Ci vorremmo tutti vincenti ma in fondo siamo solo dei poveretti che possono tentare di attraversare la loro esistenza con dignità, certi solo del fatto che ogni cosa, per quanto magnifica, sia solo transitoria e che abbiamo solo questa vita a disposizione, liberi di farne ciò che vogliamo: un’inconsapevole tirar a campare, un lungo lamento angosciato oppure un’opera d’arte. Cerchiamo certezze, precisione, dati esatti e verificabili, controllo e previsione e abbiamo dimenticato che la nostra comprensione della vita deve essere conforme alla realtà oltre che esatta logicamente. La logica può essere corretta ma al contempo irreale, quindi illusoria. Quante volte confondiamo ciò che è logico con ciò che è reale? Le due cose non sono sempre sovrapponibili. È un dato di realtà che l’uomo, a differenza degli animali, sia dotato di una coscienza che può consentirgli di trascendere il puro aspetto biologico. Nel superamento dell’istinto c’è coscienza, fatto che si esprime nella libertà di scelta e capacità di dominio sull’impulso. Per diventare reali bisogna recuperare l’esperienza semplice, tornare alla base della conoscenza in profondità e ampiezza attraverso la propria solitudine, estrarre significati da ciò che siamo e ciò che agiamo nel rapporto con il mondo e con gli altri, perciò educare, in tal senso, assume il significato di ricerca di contatto con la realtà attraverso il primato dell’esperienza sull’idea di un mondo in sé.

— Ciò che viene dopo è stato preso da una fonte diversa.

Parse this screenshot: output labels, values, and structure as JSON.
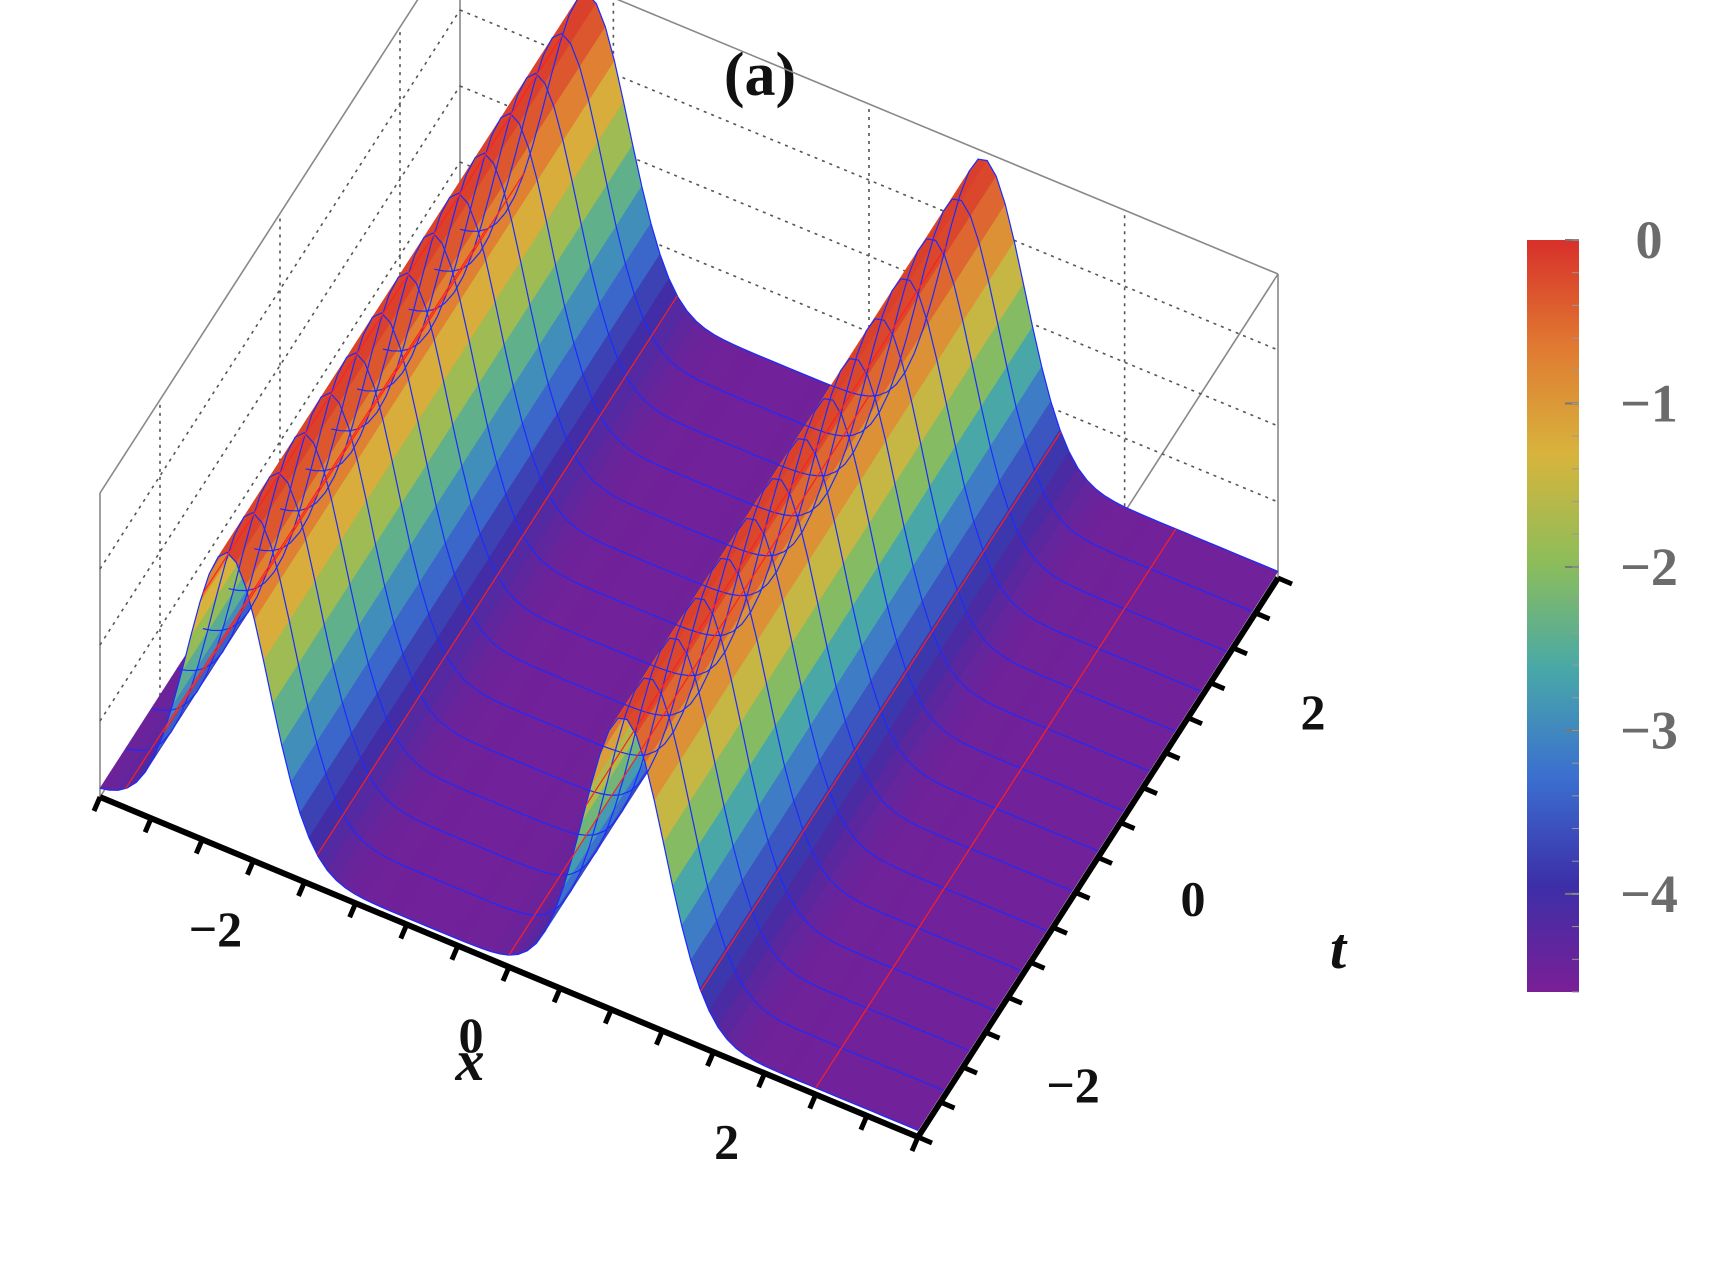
{
  "figure": {
    "panel_label": "(a)"
  },
  "chart_data": {
    "type": "surface3d",
    "title": "(a)",
    "xlabel": "x",
    "ylabel": "t",
    "zlabel": "",
    "x_ticks": [
      "−2",
      "0",
      "2"
    ],
    "t_ticks": [
      "−2",
      "0",
      "2"
    ],
    "x_range": [
      -3.2,
      3.2
    ],
    "t_range": [
      -3.0,
      3.0
    ],
    "z_range": [
      -4.6,
      0
    ],
    "surface": {
      "description_values": {
        "num_solitons": 2,
        "soliton_1": {
          "ridge_center_x": -2.2,
          "ridge_width": 0.45,
          "peak_z": -0.1,
          "modulation": "z peak varies periodically with t"
        },
        "soliton_2": {
          "ridge_center_x": 0.9,
          "ridge_width": 0.45,
          "peak_z": -0.1,
          "modulation": "z peak varies periodically with t"
        },
        "background_z": -4.5
      }
    },
    "colorbar": {
      "ticks": [
        "0",
        "−1",
        "−2",
        "−3",
        "−4"
      ],
      "tick_values": [
        0,
        -1,
        -2,
        -3,
        -4
      ],
      "range": [
        -4.6,
        0
      ],
      "colors": [
        "#7a1f96",
        "#3c2fa8",
        "#3b6fd0",
        "#48a8a8",
        "#8dbd5a",
        "#d7b43c",
        "#e07a32",
        "#d8302a"
      ]
    },
    "mesh_lines": {
      "t_lines_color": "#1a2cff",
      "x_lines_color": "#ff2020"
    },
    "grid": true
  }
}
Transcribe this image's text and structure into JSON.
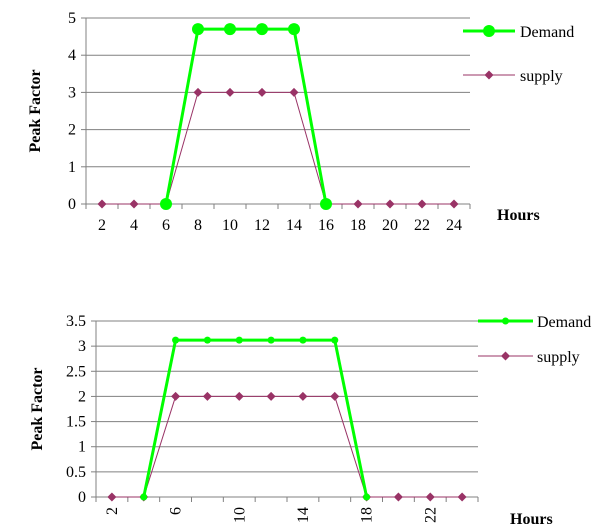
{
  "chart_data": [
    {
      "type": "line",
      "title": "",
      "xlabel": "Hours",
      "ylabel": "Peak Factor",
      "x": [
        2,
        4,
        6,
        8,
        10,
        12,
        14,
        16,
        18,
        20,
        22,
        24
      ],
      "xticks": [
        "2",
        "4",
        "6",
        "8",
        "10",
        "12",
        "14",
        "16",
        "18",
        "20",
        "22",
        "24"
      ],
      "yticks": [
        "0",
        "1",
        "2",
        "3",
        "4",
        "5"
      ],
      "ylim": [
        0,
        5
      ],
      "grid": true,
      "legend_position": "right",
      "series": [
        {
          "name": "Demand",
          "color": "#00ff00",
          "marker": "circle",
          "x": [
            6,
            8,
            10,
            12,
            14,
            16
          ],
          "values": [
            0,
            4.7,
            4.7,
            4.7,
            4.7,
            0
          ]
        },
        {
          "name": "supply",
          "color": "#993366",
          "marker": "diamond",
          "x": [
            2,
            4,
            6,
            8,
            10,
            12,
            14,
            16,
            18,
            20,
            22,
            24
          ],
          "values": [
            0,
            0,
            0,
            3,
            3,
            3,
            3,
            0,
            0,
            0,
            0,
            0
          ]
        }
      ]
    },
    {
      "type": "line",
      "title": "",
      "xlabel": "Hours",
      "ylabel": "Peak Factor",
      "x": [
        2,
        4,
        6,
        8,
        10,
        12,
        14,
        16,
        18,
        20,
        22,
        24
      ],
      "xticks": [
        "2",
        "6",
        "10",
        "14",
        "18",
        "22"
      ],
      "xtick_rotation": "vertical",
      "yticks": [
        "0",
        "0.5",
        "1",
        "1.5",
        "2",
        "2.5",
        "3",
        "3.5"
      ],
      "ylim": [
        0,
        3.5
      ],
      "grid": true,
      "legend_position": "right",
      "series": [
        {
          "name": "Demand",
          "color": "#00ff00",
          "marker": "circle",
          "x": [
            4,
            6,
            8,
            10,
            12,
            14,
            16,
            18
          ],
          "values": [
            0,
            3.12,
            3.12,
            3.12,
            3.12,
            3.12,
            3.12,
            0
          ]
        },
        {
          "name": "supply",
          "color": "#993366",
          "marker": "diamond",
          "x": [
            2,
            4,
            6,
            8,
            10,
            12,
            14,
            16,
            18,
            20,
            22,
            24
          ],
          "values": [
            0,
            0,
            2,
            2,
            2,
            2,
            2,
            2,
            0,
            0,
            0,
            0
          ]
        }
      ]
    }
  ]
}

Sviluppare coscienza è uno sforzo volontario rivolto verso la crescita per il quale sono necessari strumenti adatti: azione, relazione, riflessione, meditazione.

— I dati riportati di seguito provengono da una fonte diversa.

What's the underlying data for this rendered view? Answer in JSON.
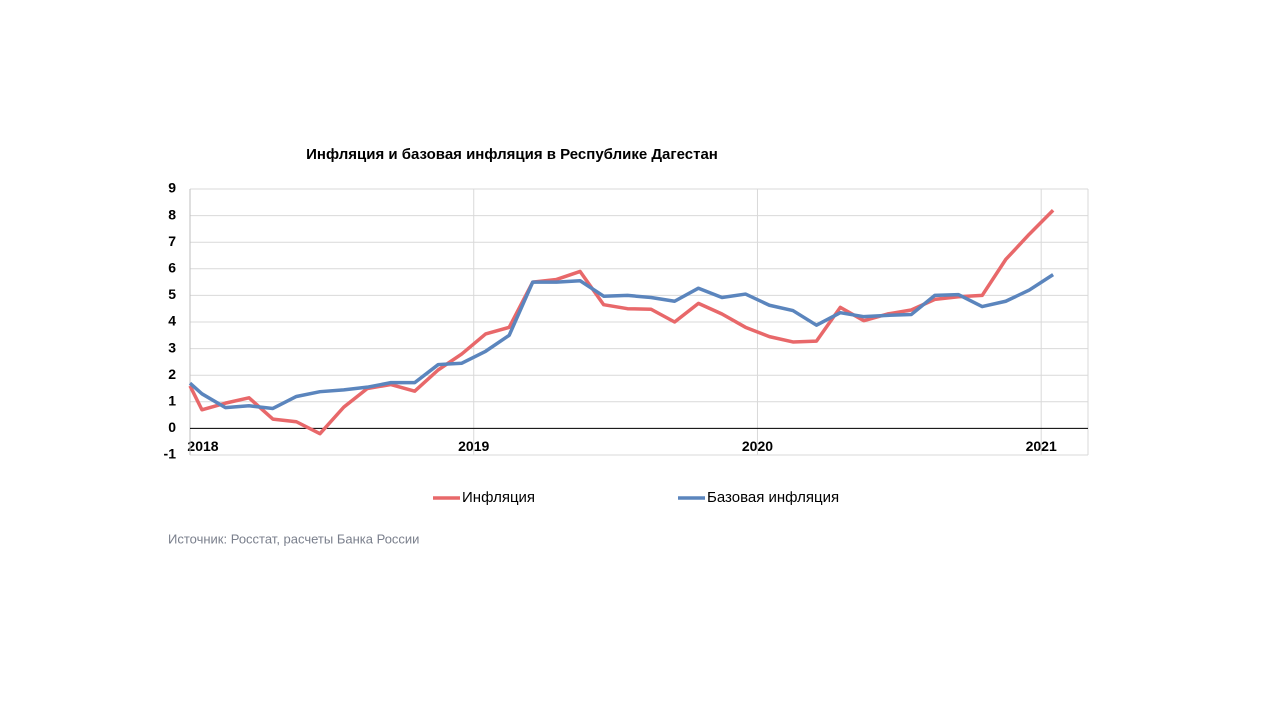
{
  "chart_data": {
    "type": "line",
    "title": "Инфляция и базовая инфляция в Республике Дагестан",
    "source": "Источник: Росстат, расчеты Банка России",
    "x": [
      2018,
      2018.042,
      2018.125,
      2018.208,
      2018.292,
      2018.375,
      2018.458,
      2018.542,
      2018.625,
      2018.708,
      2018.792,
      2018.875,
      2018.958,
      2019.042,
      2019.125,
      2019.208,
      2019.292,
      2019.375,
      2019.458,
      2019.542,
      2019.625,
      2019.708,
      2019.792,
      2019.875,
      2019.958,
      2020.042,
      2020.125,
      2020.208,
      2020.292,
      2020.375,
      2020.458,
      2020.542,
      2020.625,
      2020.708,
      2020.792,
      2020.875,
      2020.958,
      2021.042
    ],
    "series": [
      {
        "name": "Инфляция",
        "color": "#e8686a",
        "values": [
          1.6,
          0.7,
          0.95,
          1.15,
          0.35,
          0.25,
          -0.2,
          0.8,
          1.5,
          1.65,
          1.4,
          2.2,
          2.8,
          3.55,
          3.8,
          5.5,
          5.6,
          5.9,
          4.65,
          4.5,
          4.48,
          4.0,
          4.7,
          4.3,
          3.8,
          3.45,
          3.25,
          3.28,
          4.55,
          4.05,
          4.3,
          4.45,
          4.85,
          4.95,
          5.0,
          6.35,
          7.3,
          8.2
        ]
      },
      {
        "name": "Базовая инфляция",
        "color": "#5b85bd",
        "values": [
          1.7,
          1.3,
          0.78,
          0.85,
          0.75,
          1.2,
          1.38,
          1.45,
          1.55,
          1.72,
          1.72,
          2.4,
          2.45,
          2.9,
          3.5,
          5.5,
          5.5,
          5.55,
          4.97,
          5.0,
          4.92,
          4.78,
          5.27,
          4.92,
          5.05,
          4.63,
          4.43,
          3.88,
          4.35,
          4.2,
          4.25,
          4.28,
          5.0,
          5.03,
          4.58,
          4.78,
          5.2,
          5.78
        ]
      }
    ],
    "xlim": [
      2018,
      2021.165
    ],
    "xticks": [
      2018,
      2019,
      2020,
      2021
    ],
    "ylim": [
      -1,
      9
    ],
    "yticks": [
      -1,
      0,
      1,
      2,
      3,
      4,
      5,
      6,
      7,
      8,
      9
    ],
    "grid": true
  }
}
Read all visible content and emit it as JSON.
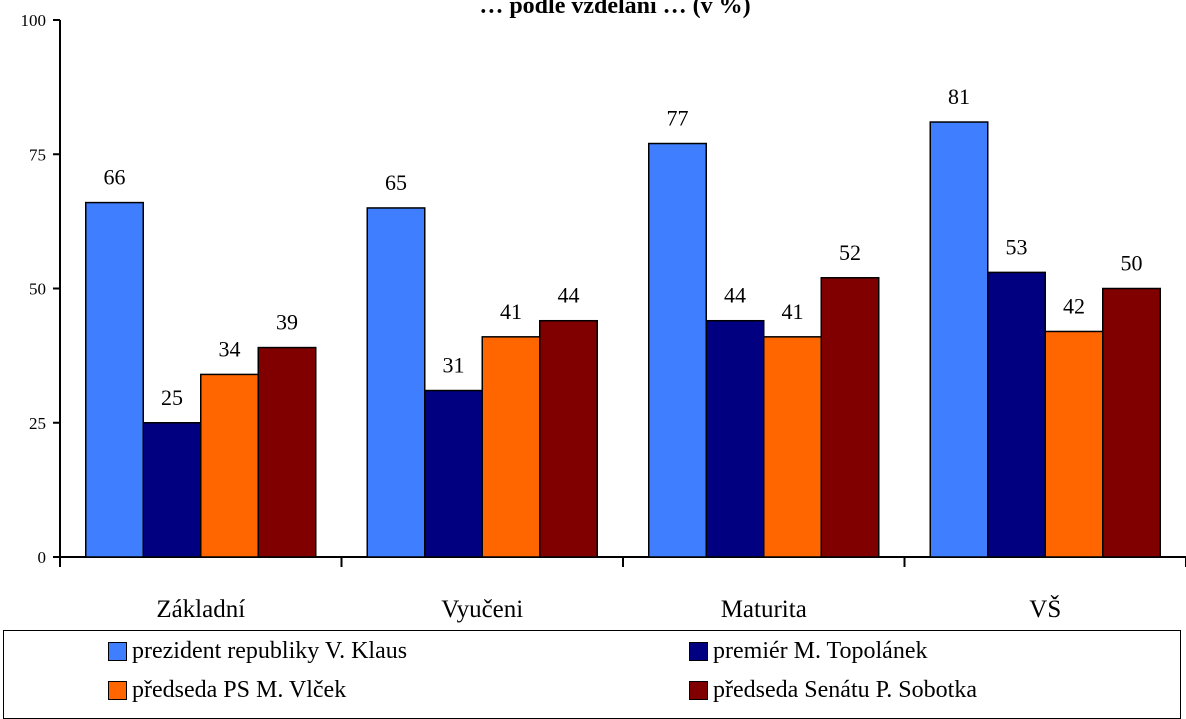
{
  "chart_data": {
    "type": "bar",
    "title": "… podle vzdělání … (v %)",
    "categories": [
      "Základní",
      "Vyučeni",
      "Maturita",
      "VŠ"
    ],
    "ylim": [
      0,
      100
    ],
    "yticks": [
      "0",
      "25",
      "50",
      "75",
      "100"
    ],
    "grid": false,
    "legend_position": "bottom",
    "series": [
      {
        "name": "prezident republiky V. Klaus",
        "color": "#3f7fff",
        "values": [
          66,
          65,
          77,
          81
        ]
      },
      {
        "name": "premiér M. Topolánek",
        "color": "#000080",
        "values": [
          25,
          31,
          44,
          53
        ]
      },
      {
        "name": "předseda PS M. Vlček",
        "color": "#ff6600",
        "values": [
          34,
          41,
          41,
          42
        ]
      },
      {
        "name": "předseda Senátu P. Sobotka",
        "color": "#800000",
        "values": [
          39,
          44,
          52,
          50
        ]
      }
    ]
  }
}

L’azione radica nel mondo, è il nostro intervento per modificarlo, trasformarlo, mangiarlo, dargli forma, attraversarlo, goderlo o soffrirlo; è ciò che determina la nostra presenza e testimonia le nostre convinzioni. La relazione è la condizione che ci determina: noi siamo relazione ed esistiamo in virtù di essa. La riflessione è il dato di coscienza che emerge dall’impatto con il mondo, filtrato dall’unicità della persona, elemento che è fatto di pensiero e parola; essa è l’energia che anima l’azione e la riveste di senso. La meditazione è sia il punto d’appoggio, sia l’arnese da scavo sia la torcia che illumina la profondità dell’essere; essa è sia un aiuto per comprendere l’essere, sia un mezzo per coltivare la coscienza.

La meditazione è lo strumento pratico più semplice per lavorare sugli strati più basilari della nostra esperienza. Quali significati può assumere nella ricerca educativa?

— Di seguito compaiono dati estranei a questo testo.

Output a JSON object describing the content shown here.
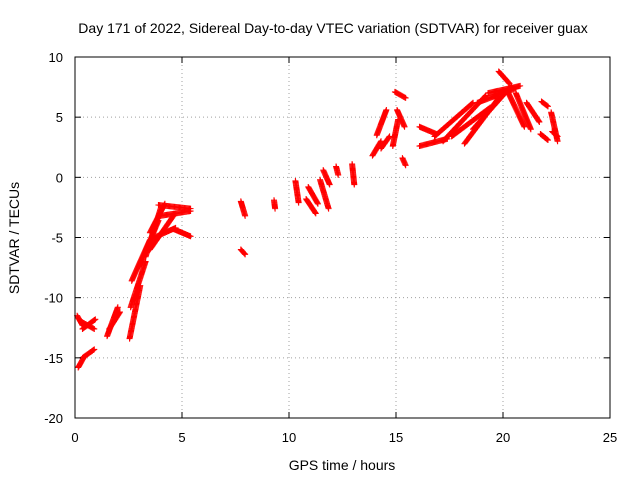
{
  "chart_data": {
    "type": "scatter",
    "title": "Day 171 of 2022, Sidereal Day-to-day VTEC variation (SDTVAR) for receiver guax",
    "xlabel": "GPS time / hours",
    "ylabel": "SDTVAR / TECUs",
    "xlim": [
      0,
      25
    ],
    "ylim": [
      -20,
      10
    ],
    "xticks": [
      0,
      5,
      10,
      15,
      20,
      25
    ],
    "yticks": [
      -20,
      -15,
      -10,
      -5,
      0,
      5,
      10
    ],
    "xtick_labels": [
      "0",
      "5",
      "10",
      "15",
      "20",
      "25"
    ],
    "ytick_labels": [
      "-20",
      "-15",
      "-10",
      "-5",
      "0",
      "5",
      "10"
    ],
    "grid": true,
    "marker": "plus",
    "color": "#ff0000",
    "segments": [
      {
        "x0": 0.15,
        "x1": 0.4,
        "y0": -15.8,
        "y1": -15.0
      },
      {
        "x0": 0.35,
        "x1": 0.9,
        "y0": -15.0,
        "y1": -14.3
      },
      {
        "x0": 0.1,
        "x1": 0.35,
        "y0": -11.5,
        "y1": -12.3
      },
      {
        "x0": 0.3,
        "x1": 0.9,
        "y0": -12.0,
        "y1": -12.6
      },
      {
        "x0": 0.35,
        "x1": 0.95,
        "y0": -12.6,
        "y1": -11.8
      },
      {
        "x0": 1.5,
        "x1": 2.0,
        "y0": -13.2,
        "y1": -10.8
      },
      {
        "x0": 1.6,
        "x1": 2.1,
        "y0": -12.6,
        "y1": -11.2
      },
      {
        "x0": 2.55,
        "x1": 3.05,
        "y0": -13.4,
        "y1": -9.0
      },
      {
        "x0": 2.6,
        "x1": 3.3,
        "y0": -10.8,
        "y1": -7.0
      },
      {
        "x0": 2.65,
        "x1": 3.5,
        "y0": -8.6,
        "y1": -5.2
      },
      {
        "x0": 3.0,
        "x1": 3.9,
        "y0": -7.4,
        "y1": -3.6
      },
      {
        "x0": 3.3,
        "x1": 4.0,
        "y0": -6.6,
        "y1": -2.6
      },
      {
        "x0": 3.5,
        "x1": 4.2,
        "y0": -4.6,
        "y1": -2.2
      },
      {
        "x0": 3.9,
        "x1": 5.4,
        "y0": -2.3,
        "y1": -2.6
      },
      {
        "x0": 4.0,
        "x1": 5.4,
        "y0": -3.2,
        "y1": -2.8
      },
      {
        "x0": 3.5,
        "x1": 4.6,
        "y0": -6.0,
        "y1": -3.2
      },
      {
        "x0": 4.6,
        "x1": 5.4,
        "y0": -4.3,
        "y1": -4.9
      },
      {
        "x0": 3.7,
        "x1": 4.7,
        "y0": -5.0,
        "y1": -4.2
      },
      {
        "x0": 7.75,
        "x1": 7.95,
        "y0": -2.0,
        "y1": -3.2
      },
      {
        "x0": 7.75,
        "x1": 7.95,
        "y0": -6.0,
        "y1": -6.4
      },
      {
        "x0": 9.3,
        "x1": 9.35,
        "y0": -1.9,
        "y1": -2.6
      },
      {
        "x0": 10.3,
        "x1": 10.45,
        "y0": -0.3,
        "y1": -2.1
      },
      {
        "x0": 10.8,
        "x1": 11.25,
        "y0": -1.8,
        "y1": -3.0
      },
      {
        "x0": 10.9,
        "x1": 11.35,
        "y0": -0.8,
        "y1": -2.2
      },
      {
        "x0": 11.45,
        "x1": 11.85,
        "y0": -0.2,
        "y1": -2.6
      },
      {
        "x0": 11.6,
        "x1": 11.9,
        "y0": 0.6,
        "y1": -0.6
      },
      {
        "x0": 12.2,
        "x1": 12.3,
        "y0": 0.9,
        "y1": 0.2
      },
      {
        "x0": 12.95,
        "x1": 13.05,
        "y0": 1.1,
        "y1": -0.6
      },
      {
        "x0": 13.9,
        "x1": 14.3,
        "y0": 1.8,
        "y1": 3.0
      },
      {
        "x0": 14.1,
        "x1": 14.55,
        "y0": 3.5,
        "y1": 5.6
      },
      {
        "x0": 14.3,
        "x1": 14.7,
        "y0": 2.4,
        "y1": 3.4
      },
      {
        "x0": 14.85,
        "x1": 15.1,
        "y0": 2.6,
        "y1": 4.8
      },
      {
        "x0": 14.95,
        "x1": 15.45,
        "y0": 7.1,
        "y1": 6.6
      },
      {
        "x0": 15.05,
        "x1": 15.4,
        "y0": 5.6,
        "y1": 4.2
      },
      {
        "x0": 15.3,
        "x1": 15.45,
        "y0": 1.6,
        "y1": 1.0
      },
      {
        "x0": 16.1,
        "x1": 16.9,
        "y0": 4.2,
        "y1": 3.6
      },
      {
        "x0": 16.1,
        "x1": 17.4,
        "y0": 2.6,
        "y1": 3.2
      },
      {
        "x0": 16.8,
        "x1": 18.6,
        "y0": 3.4,
        "y1": 6.2
      },
      {
        "x0": 17.2,
        "x1": 19.2,
        "y0": 3.0,
        "y1": 6.8
      },
      {
        "x0": 17.6,
        "x1": 19.4,
        "y0": 3.4,
        "y1": 5.8
      },
      {
        "x0": 18.2,
        "x1": 19.8,
        "y0": 2.8,
        "y1": 6.6
      },
      {
        "x0": 18.6,
        "x1": 20.4,
        "y0": 4.0,
        "y1": 7.6
      },
      {
        "x0": 18.8,
        "x1": 20.6,
        "y0": 6.2,
        "y1": 7.4
      },
      {
        "x0": 19.3,
        "x1": 20.8,
        "y0": 7.0,
        "y1": 7.6
      },
      {
        "x0": 19.8,
        "x1": 20.3,
        "y0": 8.8,
        "y1": 7.8
      },
      {
        "x0": 20.2,
        "x1": 21.0,
        "y0": 7.2,
        "y1": 4.2
      },
      {
        "x0": 20.6,
        "x1": 21.3,
        "y0": 7.0,
        "y1": 4.0
      },
      {
        "x0": 21.1,
        "x1": 21.7,
        "y0": 6.2,
        "y1": 4.6
      },
      {
        "x0": 21.75,
        "x1": 22.1,
        "y0": 3.6,
        "y1": 3.1
      },
      {
        "x0": 21.8,
        "x1": 22.1,
        "y0": 6.3,
        "y1": 5.9
      },
      {
        "x0": 22.25,
        "x1": 22.55,
        "y0": 5.4,
        "y1": 3.0
      },
      {
        "x0": 22.3,
        "x1": 22.55,
        "y0": 3.8,
        "y1": 3.4
      }
    ]
  }
}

Partiamo dal primo dato d’esperienza: la realtà è sempre in movimento. Come prendere contatto con essa e con ciò che stiamo per vivere? Come osservare la natura del nostro rapporto con quell’esperienza? Per prima cosa è necessario riflettere sul tempo e sullo spazio. La nostra azione è sempre orientata nel tempo e nello spazio, non può prescindere da essi. Legata per sua essenza alla corporeità l’azione ha sempre una sua posizione definita in rapporto al tempo e allo spazio. La corporeità è essa stessa costitutiva del tempo e dello spazio vissuti. La corporeità dell’azione e la durata dell’esperienza hanno sempre una triplice direzione: presente, passato, futuro. Il presente vissuto è l’istante della mia azione reale o della mia azione concepita come possibile. Come dato d’esperienza esiste solo il presente; come vissuto interiore esistono tutti e tre i tempi. Tempo reale e tempo vissuto quindi in che rapporto stanno? Facciamoci aiutare da Agostino D’Ippona. Egli afferma: il presente è sempre il presente del presente, il passato è sempre il passato di un presente e il futuro è un futuro di un presente. Questi tre tempi esistono nell’animo, segnalando quindi l’esistenza di una coscienza capace di trascendere l’immediatezza del presente, nel superamento del vincolo e del condizionamento che esso genera, come invece accade per ciò che è puramente natura: presente del passato nella memoria; presente del presente nella visione; presente del futuro nell’attesa.[1] Memoria, visione e attesa sono i primi segni di una coscienza che può esprimere la sua azione più elevata nella speranza quando c’è attesa, nel perdono quando c’è memoria, nella presenza quando c’è visione. Esiste una memoria quindi che agisce e un corpo che stabilisce la presenza di una persona, così come esistono tre contemporanee direzioni temporali nell’azione, non sempre coscienti e visibili. La ricerca di presenza e di consapevolezza di un “hic et nunc”, devono perciò tenere conto della complessità del dato di coscienza temporale perché esso assuma un senso compiuto, reale e profondo.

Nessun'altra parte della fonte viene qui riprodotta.